Due to the volatility in the markets, the number of bargain purchased feedstuffs in Table 2 has been jumping up and down from month to month. This month, there are two protein sources, cottonseed meal 41 percent and distillers dried grains with solubles, currently at or below the lower limit price based on their nutrient profiles. However, farmers should understand the limitations of different protein sources. Corn-based sources, such as distillers dried grains with solubles, are very low in lysine content and can have high fat content, which limits their use in dairy rations. Therefore, these “bargain” feedstuffs need to be evaluated very carefully before incorporating them into the diet. Among energy feedstuffs, the byproduct feedstuffs including bakery byproduct meal, corn grain, corn gluten feed and hominy are at or below the lower limit price. The market dynamics suggest that dairy producers should avoid soybean meal 44 percent as it is over its highest market value, and therefore, has virtually no value when compared to soybean meal 48 percent.
If possible, avoid sugar beet pulp, citrus pulp, tallow, blood meal and fishmeal as they continue to be overpriced in the market. Given the extremely high price of animal-based RUP sources such as blood meal and fishmeal, rumen-protected amino acid supplements may be more cost-effective for balancing for amino acids within a lactating cow diet. Based on the historic data within the SESAME analysis, the prices of blood meal and fishmeal are running at 114 and 300 percent of their predicted value, respectively. Supplemental fat sources are another over-priced feed that need to be used judiciously if possible given the abundance of more cost-effective energy sources. However, because the prices used in the SESAME analysis are aggregated, approximate feed prices, the local prices for all feeds maybe different than those listed in Table 2. There are several warnings about the information presented in Table 2.

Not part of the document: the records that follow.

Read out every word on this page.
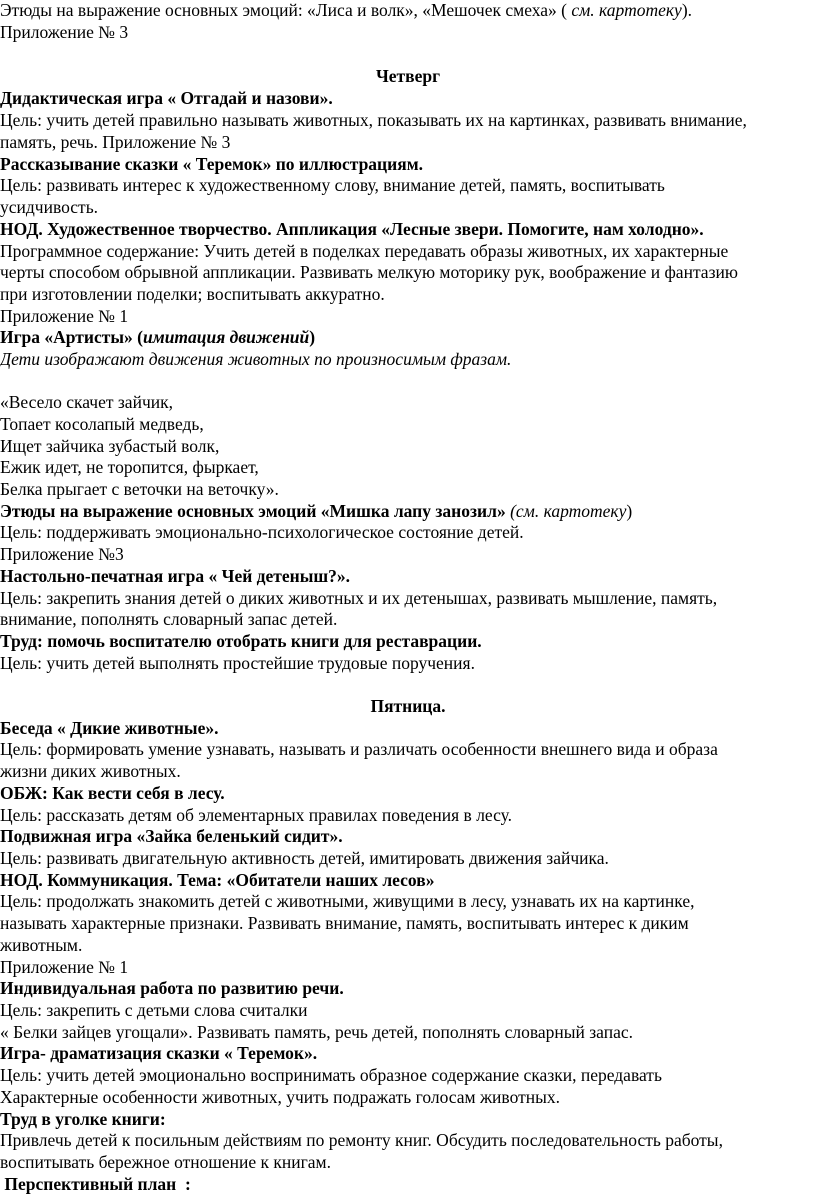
Этюды на выражение основных эмоций: «Лиса и волк», «Мешочек смеха» ( см. картотеку).
Приложение № 3
Четверг
Дидактическая игра « Отгадай и назови».
Цель: учить детей правильно называть животных, показывать их на картинках, развивать внимание,
память, речь. Приложение № 3
Рассказывание сказки « Теремок» по иллюстрациям.
Цель: развивать интерес к художественному слову, внимание детей, память, воспитывать
усидчивость.
НОД. Художественное творчество. Аппликация «Лесные звери. Помогите, нам холодно».
Программное содержание: Учить детей в поделках передавать образы животных, их характерные
черты способом обрывной аппликации. Развивать мелкую моторику рук, воображение и фантазию
при изготовлении поделки; воспитывать аккуратно.
Приложение № 1
Игра «Артисты» (имитация движений)
Дети изображают движения животных по произносимым фразам.
«Весело скачет зайчик,
Топает косолапый медведь,
Ищет зайчика зубастый волк,
Ежик идет, не торопится, фыркает,
Белка прыгает с веточки на веточку».
Этюды на выражение основных эмоций «Мишка лапу занозил» (см. картотеку)
Цель: поддерживать эмоционально-психологическое состояние детей.
Приложение №3
Настольно-печатная игра « Чей детеныш?».
Цель: закрепить знания детей о диких животных и их детенышах, развивать мышление, память,
внимание, пополнять словарный запас детей.
Труд: помочь воспитателю отобрать книги для реставрации.
Цель: учить детей выполнять простейшие трудовые поручения.
Пятница.
Беседа « Дикие животные».
Цель: формировать умение узнавать, называть и различать особенности внешнего вида и образа
жизни диких животных.
ОБЖ: Как вести себя в лесу.
Цель: рассказать детям об элементарных правилах поведения в лесу.
Подвижная игра «Зайка беленький сидит».
Цель: развивать двигательную активность детей, имитировать движения зайчика.
НОД. Коммуникация. Тема: «Обитатели наших лесов»
Цель: продолжать знакомить детей с животными, живущими в лесу, узнавать их на картинке,
называть характерные признаки. Развивать внимание, память, воспитывать интерес к диким
животным.
Приложение № 1
Индивидуальная работа по развитию речи.
Цель: закрепить с детьми слова считалки
« Белки зайцев угощали». Развивать память, речь детей, пополнять словарный запас.
Игра- драматизация сказки « Теремок».
Цель: учить детей эмоционально воспринимать образное содержание сказки, передавать
Характерные особенности животных, учить подражать голосам животных.
Труд в уголке книги:
Привлечь детей к посильным действиям по ремонту книг. Обсудить последовательность работы,
воспитывать бережное отношение к книгам.
Перспективный план  :
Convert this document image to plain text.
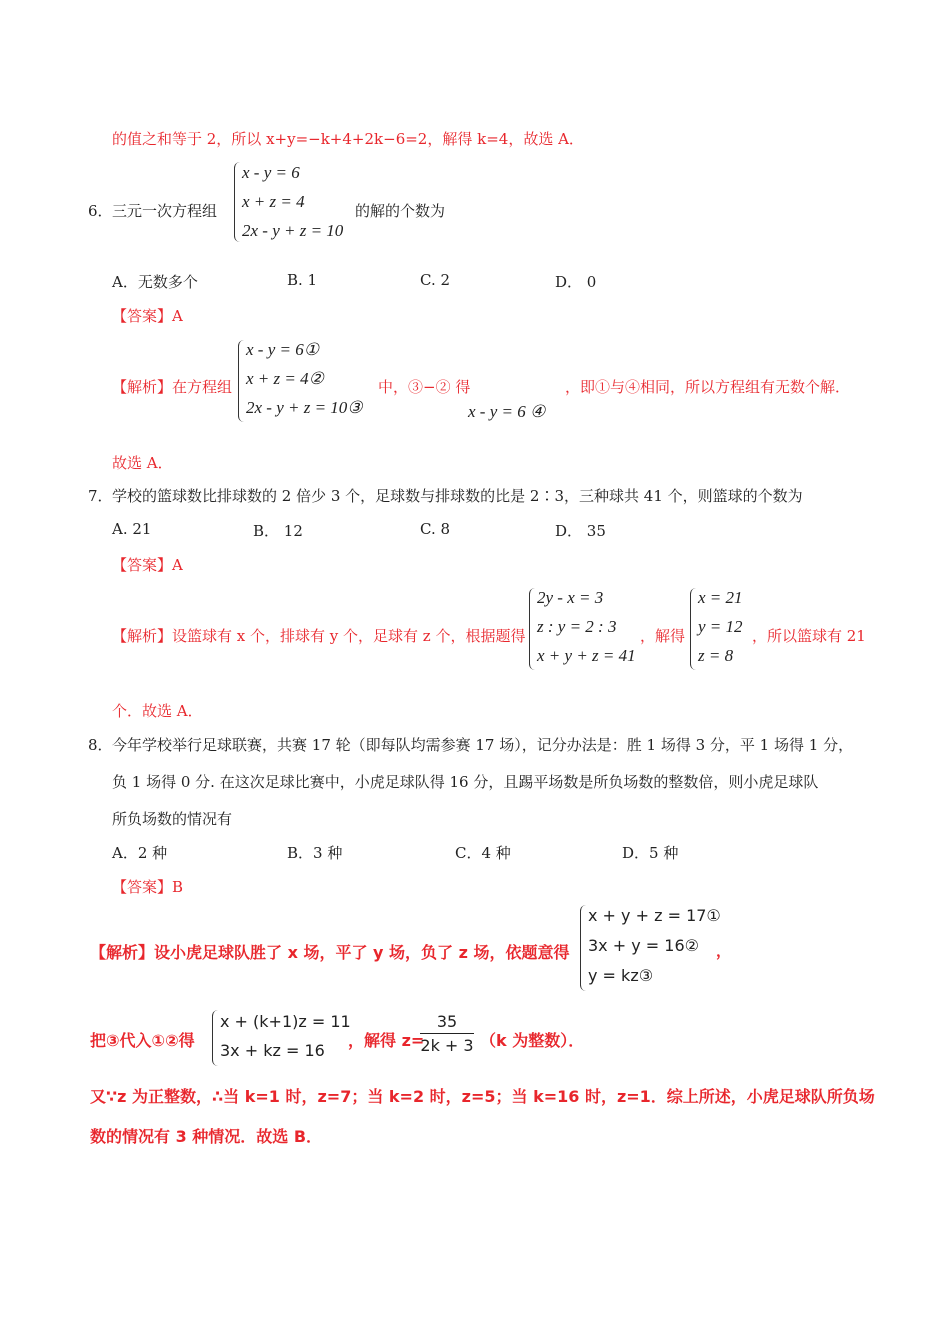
的值之和等于 2，所以 x+y=−k+4+2k−6=2，解得 k=4，故选 A．
6． 三元一次方程组
x - y = 6
x + z = 4
2x - y + z = 10
的解的个数为
A．无数多个	B. 1	C. 2	D． 0
【答案】A
【解析】在方程组
x - y = 6①
x + z = 4②
2x - y + z = 10③
中，③−② 得
x - y = 6 ④
，即①与④相同，所以方程组有无数个解．
故选 A．
7． 学校的篮球数比排球数的 2 倍少 3 个，足球数与排球数的比是 2∶3，三种球共 41 个，则篮球的个数为
A. 21	B． 12	C. 8	D． 35
【答案】A
【解析】设篮球有 x 个，排球有 y 个，足球有 z 个，根据题得
2y - x = 3
z : y = 2 : 3
x + y + z = 41
，解得
x = 21
y = 12
z = 8
，所以篮球有 21
个．故选 A．
8． 今年学校举行足球联赛，共赛 17 轮（即每队均需参赛 17 场），记分办法是：胜 1 场得 3 分，平 1 场得 1 分，
负 1 场得 0 分. 在这次足球比赛中，小虎足球队得 16 分，且踢平场数是所负场数的整数倍，则小虎足球队
所负场数的情况有
A．2 种	B．3 种	C．4 种	D．5 种
【答案】B
【解析】设小虎足球队胜了 x 场，平了 y 场，负了 z 场，依题意得
x + y + z = 17①
3x + y = 16②
y = kz③
，
把③代入①②得
x + (k+1)z = 11
3x + kz = 16
，解得 z=
35
2k + 3 （k 为整数）．
又∵z 为正整数，∴当 k=1 时，z=7；当 k=2 时，z=5；当 k=16 时，z=1．综上所述，小虎足球队所负场
数的情况有 3 种情况．故选 B．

1. Actual prices listed in Table 2 are approximate and represent aggregated prices for the state of Pennsylvania. Check with your local suppliers for actual delivered prices.
2. Prices are on a commodity basis, and represent farm-delivered, full tractor-trailer loads prices. No services are included; commodity feeds have little or no nutritional guarantees.
3. Results do not imply that a balanced ration can be made solely with bargain feeds, or that over-priced feeds should be eliminated from the ration. Certainly, there is an economic incentive to maximize the use of bargain feeds and minimize the use of over-priced feeds.
4. The analysis is based on the five most economically important nutrients in dairy rations. For very high production herds, other nutrients such as amino acid content of the undegradable protein should also be considered. This would change the predicted price of some commodities such as blood meal.